XBRL

Analysis

What you should know about the XBRL implementation?

As of 1 January 2020 all annual consolidated financial statements prepared by issuers of securities traded on the regulated EU market in accordance with IFRS are to be prepared in the European Single Electronic Format (ESEF) with XBRL tags.

XBRL requirements

Following the recent announcement of European Securities and Market Authority (ESMA), as of 1 January 2020 all annual consolidated financial statements prepared by issuers of securities traded on the regulated EU market in accordance with IFRS are to be prepared in the European Single Electronic Format (ESEF) with XBRL tags.

What Is XBRL?

XBRL is a technology for tagging data to identify and describe information in a company’s financial statements. Issuers should include XBRL tags in their XHTML files, i.e. in the format of the consolidated financial statements. The format will be supported by any and all Internet browsers.

Benefits to Using XBRL

The purpose of the format unification is to improve the efficiency of reporting, ease of access thereto and analyses thereof. Ensuring comparability of annual consolidated financial statements is the ultimate goal. Financial analysts use XBRL to rapidly analyze a company’s financial statements and compare it to data provided by other companies as well as to analyze industry trends and other benchmarks and to update their financial models.

What Are the XBRL Requirements?

In the case of consolidated financial statements for reporting periods beginning after 1 January 2020 prepared in the ESEF format, the obligatory presentation is limited to the Primary Financial Statements (statement of comprehensive income, statement of financial position, statement of changes in equity, statement of cash flows included in consolidated financial statements prepared in line with IFRS).
As of 1 January 2022, ESEF reporting shall include notes and accounting policies to consolidated financial statements, which will be block-tagged.

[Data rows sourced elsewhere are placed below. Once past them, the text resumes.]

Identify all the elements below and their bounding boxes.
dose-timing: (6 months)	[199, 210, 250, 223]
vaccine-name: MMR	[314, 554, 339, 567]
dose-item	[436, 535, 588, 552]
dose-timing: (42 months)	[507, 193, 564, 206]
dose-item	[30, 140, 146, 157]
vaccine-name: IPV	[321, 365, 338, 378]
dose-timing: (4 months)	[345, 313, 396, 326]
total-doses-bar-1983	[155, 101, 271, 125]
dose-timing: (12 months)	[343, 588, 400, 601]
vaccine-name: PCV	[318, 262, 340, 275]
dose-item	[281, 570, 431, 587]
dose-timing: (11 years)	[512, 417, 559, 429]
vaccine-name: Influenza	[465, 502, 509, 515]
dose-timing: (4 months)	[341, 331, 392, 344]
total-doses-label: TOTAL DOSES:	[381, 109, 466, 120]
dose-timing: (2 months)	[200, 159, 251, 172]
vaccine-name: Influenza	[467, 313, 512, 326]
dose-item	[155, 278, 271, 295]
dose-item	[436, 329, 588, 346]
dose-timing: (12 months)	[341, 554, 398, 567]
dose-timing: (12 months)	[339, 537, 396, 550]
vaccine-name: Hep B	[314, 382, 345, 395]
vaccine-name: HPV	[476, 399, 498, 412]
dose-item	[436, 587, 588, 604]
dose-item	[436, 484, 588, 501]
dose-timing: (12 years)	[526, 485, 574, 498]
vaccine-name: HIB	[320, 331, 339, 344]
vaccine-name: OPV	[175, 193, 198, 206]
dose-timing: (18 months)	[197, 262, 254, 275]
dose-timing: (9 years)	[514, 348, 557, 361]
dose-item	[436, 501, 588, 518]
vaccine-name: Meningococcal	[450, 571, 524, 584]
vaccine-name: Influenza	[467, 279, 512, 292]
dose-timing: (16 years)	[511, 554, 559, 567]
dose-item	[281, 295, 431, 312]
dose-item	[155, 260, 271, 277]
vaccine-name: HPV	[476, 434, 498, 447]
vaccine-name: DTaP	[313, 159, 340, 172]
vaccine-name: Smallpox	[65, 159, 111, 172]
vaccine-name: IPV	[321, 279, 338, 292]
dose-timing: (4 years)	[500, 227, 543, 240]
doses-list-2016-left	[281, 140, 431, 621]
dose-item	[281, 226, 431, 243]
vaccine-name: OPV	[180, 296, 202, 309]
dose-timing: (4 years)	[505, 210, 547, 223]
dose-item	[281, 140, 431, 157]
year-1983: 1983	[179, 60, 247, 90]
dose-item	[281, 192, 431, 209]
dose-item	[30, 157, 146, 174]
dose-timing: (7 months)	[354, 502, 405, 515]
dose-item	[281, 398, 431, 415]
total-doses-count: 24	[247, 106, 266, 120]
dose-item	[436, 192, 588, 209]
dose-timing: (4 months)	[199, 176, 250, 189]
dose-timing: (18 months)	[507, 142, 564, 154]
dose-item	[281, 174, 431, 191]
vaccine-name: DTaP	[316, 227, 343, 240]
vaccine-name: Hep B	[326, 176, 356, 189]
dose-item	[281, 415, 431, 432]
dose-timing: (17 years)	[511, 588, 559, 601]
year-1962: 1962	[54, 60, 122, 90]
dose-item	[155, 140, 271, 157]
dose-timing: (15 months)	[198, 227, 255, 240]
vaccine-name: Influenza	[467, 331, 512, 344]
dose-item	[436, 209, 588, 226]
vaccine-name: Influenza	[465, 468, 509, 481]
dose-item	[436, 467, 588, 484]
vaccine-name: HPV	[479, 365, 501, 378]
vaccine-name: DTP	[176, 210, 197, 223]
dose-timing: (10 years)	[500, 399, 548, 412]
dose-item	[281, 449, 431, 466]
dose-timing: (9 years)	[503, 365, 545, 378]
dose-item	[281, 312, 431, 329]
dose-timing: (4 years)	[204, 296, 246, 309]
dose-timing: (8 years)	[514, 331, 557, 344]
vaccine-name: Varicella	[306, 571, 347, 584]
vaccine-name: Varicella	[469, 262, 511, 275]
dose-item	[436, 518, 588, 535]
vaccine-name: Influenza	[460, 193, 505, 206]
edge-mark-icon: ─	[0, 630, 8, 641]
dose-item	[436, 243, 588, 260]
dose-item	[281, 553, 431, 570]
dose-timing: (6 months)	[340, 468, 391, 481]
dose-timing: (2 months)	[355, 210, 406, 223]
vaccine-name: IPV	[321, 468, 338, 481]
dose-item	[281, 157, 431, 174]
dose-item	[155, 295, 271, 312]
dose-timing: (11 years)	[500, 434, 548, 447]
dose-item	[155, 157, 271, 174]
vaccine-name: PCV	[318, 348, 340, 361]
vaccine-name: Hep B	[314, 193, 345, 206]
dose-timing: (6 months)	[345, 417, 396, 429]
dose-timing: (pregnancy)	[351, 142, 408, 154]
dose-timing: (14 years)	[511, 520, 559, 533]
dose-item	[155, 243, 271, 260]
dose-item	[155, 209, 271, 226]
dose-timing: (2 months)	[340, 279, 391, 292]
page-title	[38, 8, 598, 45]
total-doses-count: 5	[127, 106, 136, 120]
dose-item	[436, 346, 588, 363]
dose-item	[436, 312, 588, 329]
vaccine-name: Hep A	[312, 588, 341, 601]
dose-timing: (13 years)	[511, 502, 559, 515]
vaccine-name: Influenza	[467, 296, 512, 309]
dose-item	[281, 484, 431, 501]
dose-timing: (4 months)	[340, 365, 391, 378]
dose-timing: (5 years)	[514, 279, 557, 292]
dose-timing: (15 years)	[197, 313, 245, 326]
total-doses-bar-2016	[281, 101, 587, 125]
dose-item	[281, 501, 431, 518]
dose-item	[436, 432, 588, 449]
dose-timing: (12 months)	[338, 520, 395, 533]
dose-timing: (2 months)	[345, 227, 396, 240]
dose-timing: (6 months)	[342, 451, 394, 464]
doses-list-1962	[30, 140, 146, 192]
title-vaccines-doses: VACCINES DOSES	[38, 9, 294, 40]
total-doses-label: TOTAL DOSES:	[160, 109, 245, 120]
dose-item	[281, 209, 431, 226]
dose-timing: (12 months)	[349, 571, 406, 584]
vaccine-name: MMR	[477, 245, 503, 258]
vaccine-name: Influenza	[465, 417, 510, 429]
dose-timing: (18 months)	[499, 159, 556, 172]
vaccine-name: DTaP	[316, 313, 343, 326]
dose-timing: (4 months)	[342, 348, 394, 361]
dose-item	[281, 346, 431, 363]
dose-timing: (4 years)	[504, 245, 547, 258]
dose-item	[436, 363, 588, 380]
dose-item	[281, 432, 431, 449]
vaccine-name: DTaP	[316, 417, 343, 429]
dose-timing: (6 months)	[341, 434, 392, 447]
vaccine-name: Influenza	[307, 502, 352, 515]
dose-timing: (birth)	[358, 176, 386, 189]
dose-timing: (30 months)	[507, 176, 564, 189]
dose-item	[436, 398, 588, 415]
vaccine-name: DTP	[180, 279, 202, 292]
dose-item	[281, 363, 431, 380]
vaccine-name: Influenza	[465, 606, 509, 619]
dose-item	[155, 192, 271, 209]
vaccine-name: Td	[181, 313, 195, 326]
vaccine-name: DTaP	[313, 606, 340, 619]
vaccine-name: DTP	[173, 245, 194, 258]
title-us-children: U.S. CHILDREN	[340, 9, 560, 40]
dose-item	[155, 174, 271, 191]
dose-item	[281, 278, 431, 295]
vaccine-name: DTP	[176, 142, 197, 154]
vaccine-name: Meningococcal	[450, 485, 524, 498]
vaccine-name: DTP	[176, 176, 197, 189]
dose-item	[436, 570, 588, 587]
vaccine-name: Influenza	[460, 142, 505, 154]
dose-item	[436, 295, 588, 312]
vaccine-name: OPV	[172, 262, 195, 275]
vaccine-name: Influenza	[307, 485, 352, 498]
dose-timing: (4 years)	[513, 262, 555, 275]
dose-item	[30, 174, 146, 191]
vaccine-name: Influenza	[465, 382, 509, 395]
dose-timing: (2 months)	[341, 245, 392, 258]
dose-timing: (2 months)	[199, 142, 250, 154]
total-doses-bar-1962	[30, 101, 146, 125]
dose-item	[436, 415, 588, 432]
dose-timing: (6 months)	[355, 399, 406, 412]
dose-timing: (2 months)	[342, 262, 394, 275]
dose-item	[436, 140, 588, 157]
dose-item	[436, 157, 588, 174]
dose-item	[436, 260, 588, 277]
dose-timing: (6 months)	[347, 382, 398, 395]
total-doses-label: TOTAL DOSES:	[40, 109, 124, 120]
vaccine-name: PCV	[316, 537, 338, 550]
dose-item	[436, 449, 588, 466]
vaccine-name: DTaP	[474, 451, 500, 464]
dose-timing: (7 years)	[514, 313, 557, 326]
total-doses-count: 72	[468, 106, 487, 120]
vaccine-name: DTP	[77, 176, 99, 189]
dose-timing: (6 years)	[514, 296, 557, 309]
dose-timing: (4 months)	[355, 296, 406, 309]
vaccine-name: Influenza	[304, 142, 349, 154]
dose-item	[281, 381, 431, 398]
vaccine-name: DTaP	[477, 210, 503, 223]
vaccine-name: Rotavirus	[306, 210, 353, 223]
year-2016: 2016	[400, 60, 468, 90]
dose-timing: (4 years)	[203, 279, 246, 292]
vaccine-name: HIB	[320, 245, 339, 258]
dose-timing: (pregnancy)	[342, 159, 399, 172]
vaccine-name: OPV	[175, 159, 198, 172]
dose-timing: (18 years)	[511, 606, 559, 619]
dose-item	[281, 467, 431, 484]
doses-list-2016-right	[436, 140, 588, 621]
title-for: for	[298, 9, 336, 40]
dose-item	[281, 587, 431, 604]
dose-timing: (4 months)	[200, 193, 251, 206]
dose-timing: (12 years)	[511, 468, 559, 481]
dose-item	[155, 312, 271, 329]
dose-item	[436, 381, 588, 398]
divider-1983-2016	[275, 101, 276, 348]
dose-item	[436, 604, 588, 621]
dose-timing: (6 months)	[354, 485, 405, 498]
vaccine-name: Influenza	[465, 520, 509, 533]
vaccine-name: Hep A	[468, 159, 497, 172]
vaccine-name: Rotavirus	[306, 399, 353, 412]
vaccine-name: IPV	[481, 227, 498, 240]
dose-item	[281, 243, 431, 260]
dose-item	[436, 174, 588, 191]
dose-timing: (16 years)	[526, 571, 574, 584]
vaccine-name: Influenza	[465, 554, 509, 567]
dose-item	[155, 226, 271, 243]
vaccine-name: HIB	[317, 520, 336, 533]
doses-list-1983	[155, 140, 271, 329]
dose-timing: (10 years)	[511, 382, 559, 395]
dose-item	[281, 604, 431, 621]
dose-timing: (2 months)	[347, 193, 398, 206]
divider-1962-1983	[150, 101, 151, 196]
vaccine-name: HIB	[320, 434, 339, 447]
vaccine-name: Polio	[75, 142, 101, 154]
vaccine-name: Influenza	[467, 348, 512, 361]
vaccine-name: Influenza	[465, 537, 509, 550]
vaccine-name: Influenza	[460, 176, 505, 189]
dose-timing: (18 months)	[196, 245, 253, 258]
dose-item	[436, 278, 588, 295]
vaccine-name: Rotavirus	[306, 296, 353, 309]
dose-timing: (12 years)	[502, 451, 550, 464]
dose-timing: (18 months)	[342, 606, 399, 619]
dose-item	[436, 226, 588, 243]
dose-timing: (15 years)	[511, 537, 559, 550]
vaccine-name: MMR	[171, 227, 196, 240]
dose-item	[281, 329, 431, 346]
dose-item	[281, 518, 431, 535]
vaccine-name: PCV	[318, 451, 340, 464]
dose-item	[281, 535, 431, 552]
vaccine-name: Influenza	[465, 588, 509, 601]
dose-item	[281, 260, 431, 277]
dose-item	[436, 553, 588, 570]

Challenges of XBRL Implementation

With said regulations in force, companies falling within their scope will have to face a variety of challenges related to compliance. ESMA taxonomy was so far subject to many updates; thus the companies did have an obligation to monitor and follow them. New standards and amended regulations mean that the taxonomies themselves may also be updated, and changes to related elements will be successively implemented.

Adam Czechanowski | Deloitte

In reviewing the taxonomy, companies implementing ESMA guidelines should:

  • Consider the need to apply extensions to their own annual financial statements and determine what items in their existing financial statements require extensions. What are requirements regarding such potential extensions?
  • Check whether all necessary financial data can be provided using the existing systems, or whether they need to be provided with appropriate EFS interfaces or special software.
  • Does the process of preparing annual financial statements, including roles, competencies and duties, need optimisation?
  • What other areas have to be considered? Will subsidiaries’ financial data have to be provided in a different format in the future?

What Steps Can Be Taken Now?

To prepare for adoption of the XBRL requirements, a company can:

  • Designate a person in charge or assemble an XBRL reporting team, and determine the technical training required, such as instruction on XBRL and on the regulatory mandates affecting the company.
  • Review ESMA rules and follow information published by i.a. the Polish Financial Supervision Authority.
  • Become familiar with the IFRS taxonomy, including its elements and definitions, and begin selecting appropriate tags for the financial statements and notes.
  • Determine whether management would like to tag and create the XBRL instance document (i.e., the filing formatted according to XBRL rules) in-house or outsource it to a service provider.
  • Consider tagging a mock filing as practice before the requirements are effective.

Potential mistakes

Common mistakes observed include:

  • The creation of extension elements when an appropriate element existed in the standard taxonomy.
  • The selection of elements that were either too narrow or too broad for the associated financial reporting concept.
  • Incorrect (debit or credit side) tagging.
  • Efforts to make a rendered version of the interactive data file look like the traditional financial statements, which may result in the introduction of errors into the data.
  • Problems with dates, decimal points, entities and missing calculations.
  • The lack of relevant control mechanisms in the XBRL reporting process.

Assessing and implementing XBRL

We understand the practical issues in addressing XBRL, and work with our clients to help them prepare for XBRL and implement the rules.


For many, assessing and implementing XBRL is a new process. We can assist clients with:

1. Preparing XBRL tags for consolidated financial statements — for either the primary statements or the full financial statements with notes. Our services in this respect include:

  • identifying IFRS taxonomy elements relevant to the respective items in the consolidated financial statements;
  • mapping the usual items;
  • separating the unusual items in the statements;
  • identifying the place of the unusual items within the taxonomy, with their broader and narrower accounting meaning;
  • preparing a taxonomy extension list;
  • mapping data to the taxonomy used for consolidated financial statements with XBRL tags.

2. Verifying the company’s ESEF taxonomy and extensions used for items in the consolidated financial statements.

3. Dispelling doubts about XBRL mapping through consultations.

4. Choosing the XBRL reporting support tool;

5. Identifying opportunities to improve the annual report preparation process;

6. Providing training on XBRL, together with information concerning updates to the taxonomy.